Ce présent que le corps semble étouffer a besoin d’air, terme que l’on trouve constamment dans ce livre et qui est associé dès les premières pages à un autre terme, « mots ». Là encore, il ne s’agit pas d’espoir mais de dire la réalité, aussi épaisse de sa ténuité soit-elle. Le geste d’écrire est une respiration, à la fois pour vivre cette réalité mais aussi pour celui qui la dit (« les mots / contre le mur // comme une échelle de lierre » p. 145). Or, à travers ce qui le fige et paraît le faire suffoquer, Limite est un livre d’air. J’en veux pour preuve la variété de son écriture : ici, des vers secs, courts, aux traits émaziens : pronom indéfini, phrases nominales, infinitifs nombreux, présent faiblement énonciatif : autant d’éléments qui figent (« si / non plus / pourquoi porter / encore / et la nuit et le corps les mots / tout le barda /plus loin // on peut / si possible / sinon / non », p. 100), dont le jeu de rejets ou d’ambivalence des mots multiplie la lecture.
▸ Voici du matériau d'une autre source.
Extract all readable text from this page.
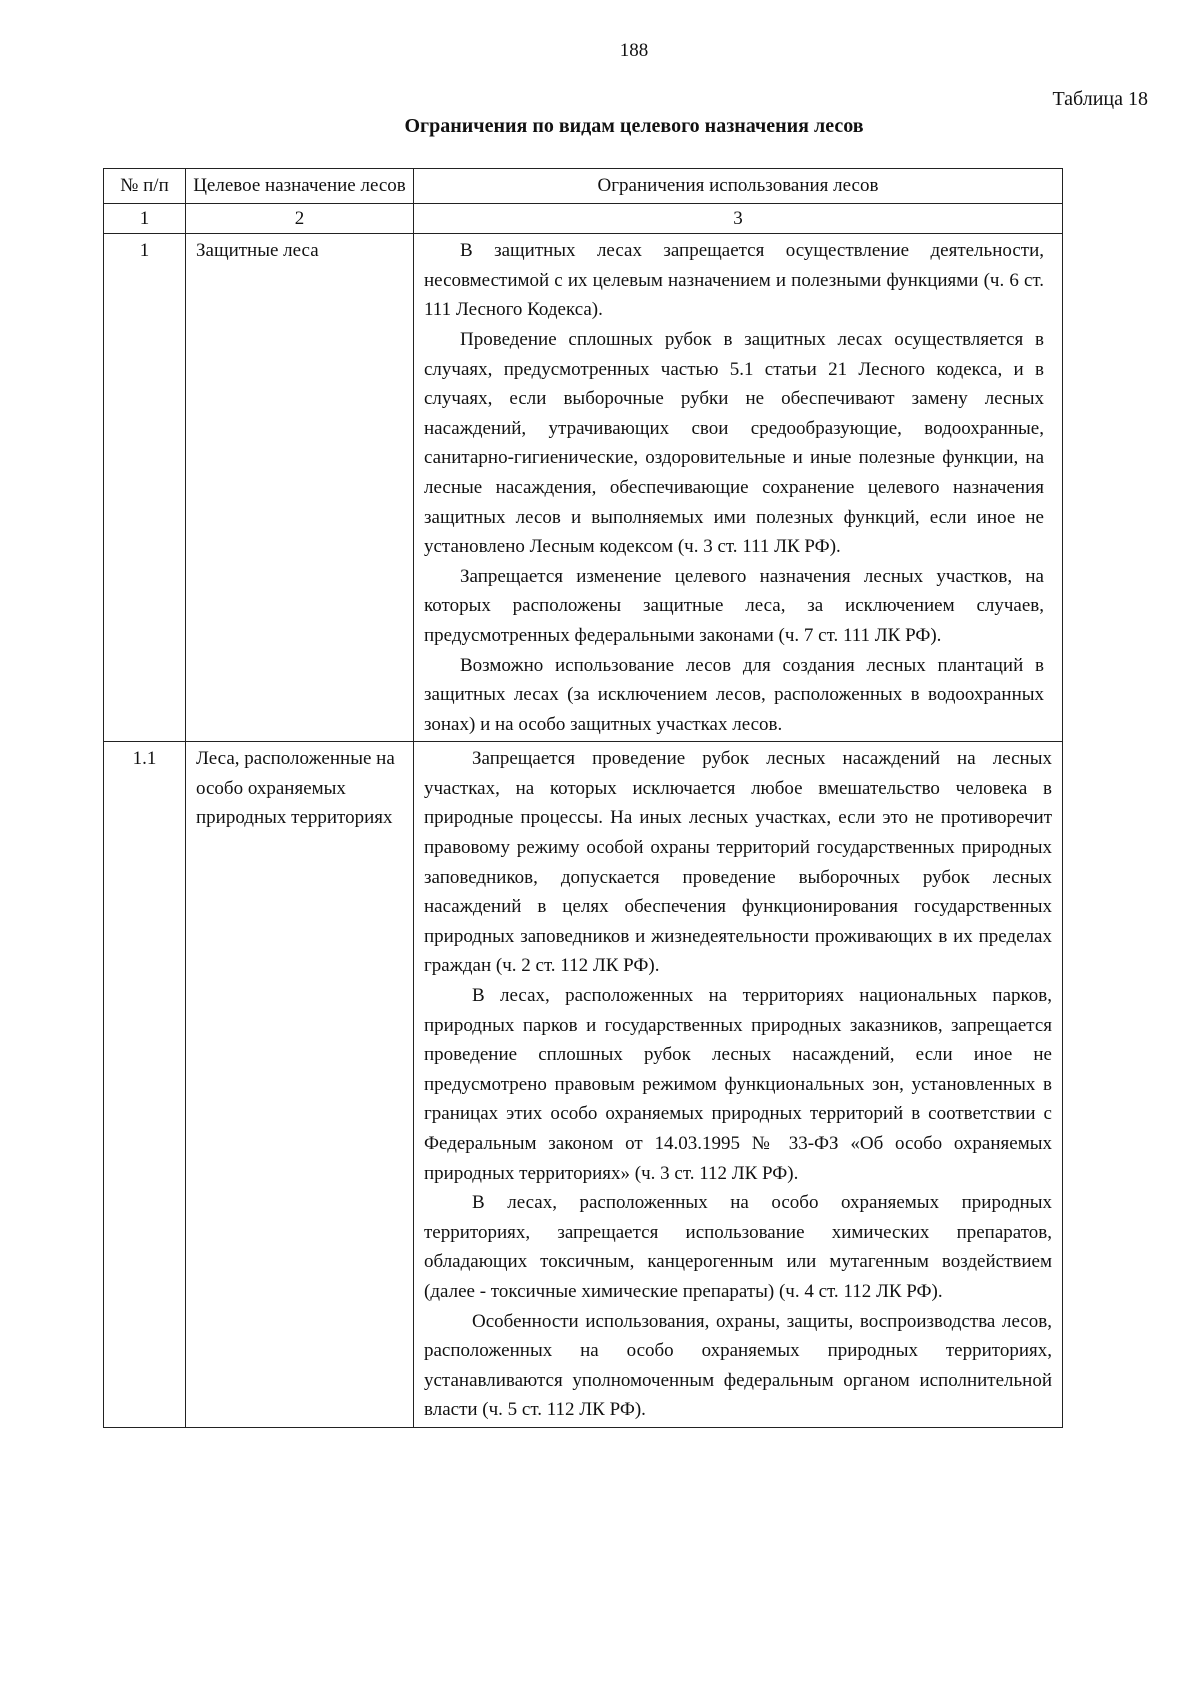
188
Таблица 18
Ограничения по видам целевого назначения лесов
№ п/п	Целевое назначение лесов	Ограничения использования лесов
1	2	3
1	Защитные леса	В защитных лесах запрещается осуществление деятельности, несовместимой с их целевым назначением и полезными функциями (ч. 6 ст. 111 Лесного Кодекса).

Проведение сплошных рубок в защитных лесах осуществляется в случаях, предусмотренных частью 5.1 статьи 21 Лесного кодекса, и в случаях, если выборочные рубки не обеспечивают замену лесных насаждений, утрачивающих свои средообразующие, водоохранные, санитарно-гигиенические, оздоровительные и иные полезные функции, на лесные насаждения, обеспечивающие сохранение целевого назначения защитных лесов и выполняемых ими полезных функций, если иное не установлено Лесным кодексом (ч. 3 ст. 111 ЛК РФ).

Запрещается изменение целевого назначения лесных участков, на которых расположены защитные леса, за исключением случаев, предусмотренных федеральными законами (ч. 7 ст. 111 ЛК РФ).

Возможно использование лесов для создания лесных плантаций в защитных лесах (за исключением лесов, расположенных в водоохранных зонах) и на особо защитных участках лесов.

1.1	Леса, расположенные на особо охраняемых природных территориях	Запрещается проведение рубок лесных насаждений на лесных участках, на которых исключается любое вмешательство человека в природные процессы. На иных лесных участках, если это не противоречит правовому режиму особой охраны территорий государственных природных заповедников, допускается проведение выборочных рубок лесных насаждений в целях обеспечения функционирования государственных природных заповедников и жизнедеятельности проживающих в их пределах граждан (ч. 2 ст. 112 ЛК РФ).

В лесах, расположенных на территориях национальных парков, природных парков и государственных природных заказников, запрещается проведение сплошных рубок лесных насаждений, если иное не предусмотрено правовым режимом функциональных зон, установленных в границах этих особо охраняемых природных территорий в соответствии с Федеральным законом от 14.03.1995 № 33-ФЗ «Об особо охраняемых природных территориях» (ч. 3 ст. 112 ЛК РФ).

В лесах, расположенных на особо охраняемых природных территориях, запрещается использование химических препаратов, обладающих токсичным, канцерогенным или мутагенным воздействием (далее - токсичные химические препараты) (ч. 4 ст. 112 ЛК РФ).

Особенности использования, охраны, защиты, воспроизводства лесов, расположенных на особо охраняемых природных территориях, устанавливаются уполномоченным федеральным органом исполнительной власти (ч. 5 ст. 112 ЛК РФ).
Ailleurs, des proses courtes, fragments débarrassés de ponctuation comme s’ils devaient faire bloc, se lire d’un bloc, procédant parfois par accumulation (p. 97) : dans ce cas, la respiration se fait entre les blocs. Ailleurs encore, une série de tercets dont les vers sont séparés par un interligne (« dans le tunnel // longue attente // souffle court » p. 148 sq.) ; ailleurs, un poème vertical (p. 98), un autre mû par une métaphore filée (p. 111). Possible que l’écriture qui s’est déroulée sur deux ans – les dates, on l’aura compris, ne tirent en rien vers le journal, mais on ne peut non plus en faire abstraction – se soit trouvée favorisée par cette liberté d’approche, qu’importe : air comme respiration de la forme (5)... Cela se retrouve encore dans les derniers poèmes : ils portent de l’apaisement (« le souffle revient » p. 165, « on respire mieux » p.167), et les deux dernières pages « Sans date » placent en perspective la vie mieux paisible avec un bouquet d’anémones, pour se rejoindre sur un « enfin » porteur d’espoir : c’est ainsi qu’en le terminant on veut franchir ce livre pudique et puissant.
Ludovic Degroote

Antoine Emaz – Limite – Tarabuste – 176 p., 15 €
1. En mathématique, le mot limite désigne une valeur vers laquelle on tend mais qu’on n’atteint pas.
2. « graphie de vie », tels sont les premiers mots du livre.
3. Le mot carcasse a fait l’objet d’un poème, Poème carcasse, publié aux éditions Tarabuste en 1991.
4. Ce thème est récurrent dans la poésie émazienne, depuis ses débuts ; cf. Poème du mur, qui ouvre En-deçà, éd. Fourbis, 1990
5. Il faut souligner la mise en page aérée du livre qui contribue à donner à chaque poème son espace propre.